Microglia provide immune defense in the central nervous system (CNS) through functions that include cytokine and cytotoxin secretion and phagocytosis. However, in several CNS disorders such as Alzheimer’s disease, aberrant activation of microglia causes decreased phagocytic activity and increased neurotoxicity due to the release of cytotoxic reactive oxygen (ROS) and nitrogen (RNS) species and pro-inflammatory cytokines.

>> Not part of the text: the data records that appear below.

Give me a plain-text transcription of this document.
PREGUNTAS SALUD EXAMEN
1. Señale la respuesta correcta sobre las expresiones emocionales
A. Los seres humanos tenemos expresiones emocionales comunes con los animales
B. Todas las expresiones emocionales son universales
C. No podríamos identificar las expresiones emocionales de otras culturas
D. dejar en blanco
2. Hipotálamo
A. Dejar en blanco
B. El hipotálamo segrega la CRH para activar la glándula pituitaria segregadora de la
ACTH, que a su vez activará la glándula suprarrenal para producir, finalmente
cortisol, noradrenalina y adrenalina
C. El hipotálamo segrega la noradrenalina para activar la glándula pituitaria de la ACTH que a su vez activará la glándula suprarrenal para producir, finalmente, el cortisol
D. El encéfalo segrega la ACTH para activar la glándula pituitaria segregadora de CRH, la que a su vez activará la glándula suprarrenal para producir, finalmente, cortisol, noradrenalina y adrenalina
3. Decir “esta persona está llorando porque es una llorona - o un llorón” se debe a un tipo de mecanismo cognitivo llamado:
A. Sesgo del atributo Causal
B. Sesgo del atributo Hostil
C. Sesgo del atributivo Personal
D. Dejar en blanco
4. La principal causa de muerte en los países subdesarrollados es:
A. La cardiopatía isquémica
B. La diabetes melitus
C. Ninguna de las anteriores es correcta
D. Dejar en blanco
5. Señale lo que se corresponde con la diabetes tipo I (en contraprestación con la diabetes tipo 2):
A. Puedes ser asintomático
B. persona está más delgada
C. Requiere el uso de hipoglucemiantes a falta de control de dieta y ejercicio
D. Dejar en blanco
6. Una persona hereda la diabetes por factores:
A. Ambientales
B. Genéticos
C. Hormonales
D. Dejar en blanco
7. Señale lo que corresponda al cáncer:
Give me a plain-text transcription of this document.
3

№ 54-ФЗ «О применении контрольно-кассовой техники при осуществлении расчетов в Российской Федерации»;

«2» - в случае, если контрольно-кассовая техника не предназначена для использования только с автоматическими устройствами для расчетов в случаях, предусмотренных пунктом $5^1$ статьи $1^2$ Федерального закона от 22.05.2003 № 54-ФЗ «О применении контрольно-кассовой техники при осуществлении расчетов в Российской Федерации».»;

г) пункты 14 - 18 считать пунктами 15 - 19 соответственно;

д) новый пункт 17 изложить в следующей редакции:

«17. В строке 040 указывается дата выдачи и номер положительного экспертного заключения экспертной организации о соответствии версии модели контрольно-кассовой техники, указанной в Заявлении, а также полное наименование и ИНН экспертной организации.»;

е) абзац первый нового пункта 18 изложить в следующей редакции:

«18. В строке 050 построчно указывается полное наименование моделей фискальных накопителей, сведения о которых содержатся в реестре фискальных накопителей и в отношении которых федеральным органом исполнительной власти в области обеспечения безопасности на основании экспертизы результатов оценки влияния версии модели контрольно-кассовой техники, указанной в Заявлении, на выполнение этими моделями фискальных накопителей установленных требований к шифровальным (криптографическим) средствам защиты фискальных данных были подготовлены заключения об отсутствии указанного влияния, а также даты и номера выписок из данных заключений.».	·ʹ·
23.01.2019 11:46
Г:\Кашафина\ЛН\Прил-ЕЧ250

The growth factor interleukin (IL)-34 and neurotrophins (NTs) brain-derived neurotrophic factor (BDNF) and nerve growth factor (NGF), as well as the proneurotrophin proBDNF are important for trophic signaling and regulation of survival and apoptosis in neurons. The effects of these compounds are mediated through the IL-34 receptor, colony-stimulating factor-1 receptor, and the NT receptors (NTRs), tropomyosin-receptor kinase (Trk)A, TrkB, and p75NTR. These growth factors and proBDNF also have profound CNS effects by binding to their receptors on other cell types, including microglia. IL-34, BDNF, and NGF have been shown to have therapeutic potential by reducing microglial immune activation. However, the large size of BDNF and NGF prevents them from penetrating the blood-brain barrier easily. Therefore, small molecules were developed to circumvent these issues while retaining the ability to activate NTR signaling pathways, including the TrkA ligand GK-2, TrkB ligand GSB-106, and p75NTR ligand LM11A-31.

In my thesis work, I addressed knowledge gaps surrounding the effects of these three ligands as well as proBDNF and IL-34 on microglial neuroinflammatory functions. Chapter three demonstrates that IL-34 increased phagocytic activity of unstimulated and stimulated microglia, decreased ROS release by primed microglia-like cells, reduced monocyte chemoattractant protein (MCP)-1 secretion by stimulated microglia-like cells, and raised RNS production by unstimulated microglia. In chapter four, I show that LM11A-31 and proBDNF decreased the release of ROS by microglia-like cells and proBDNF increased the phagocytic activity of microglia. Chapter five shows that GK-2 decreased the release of ROS by primed microglia-like cells and the phagocytic activity of stimulated microglia. GSB-106 lowered the production of ROS in unprimed and primed microglia-like cells and the secretion of MCP-1 in stimulated microglia-like cells. Therefore, my research showed that IL-34, LM11A-31, proBDNF, GK-2, and GSB-106 regulate select immune processes of microglia and microglia-like cells.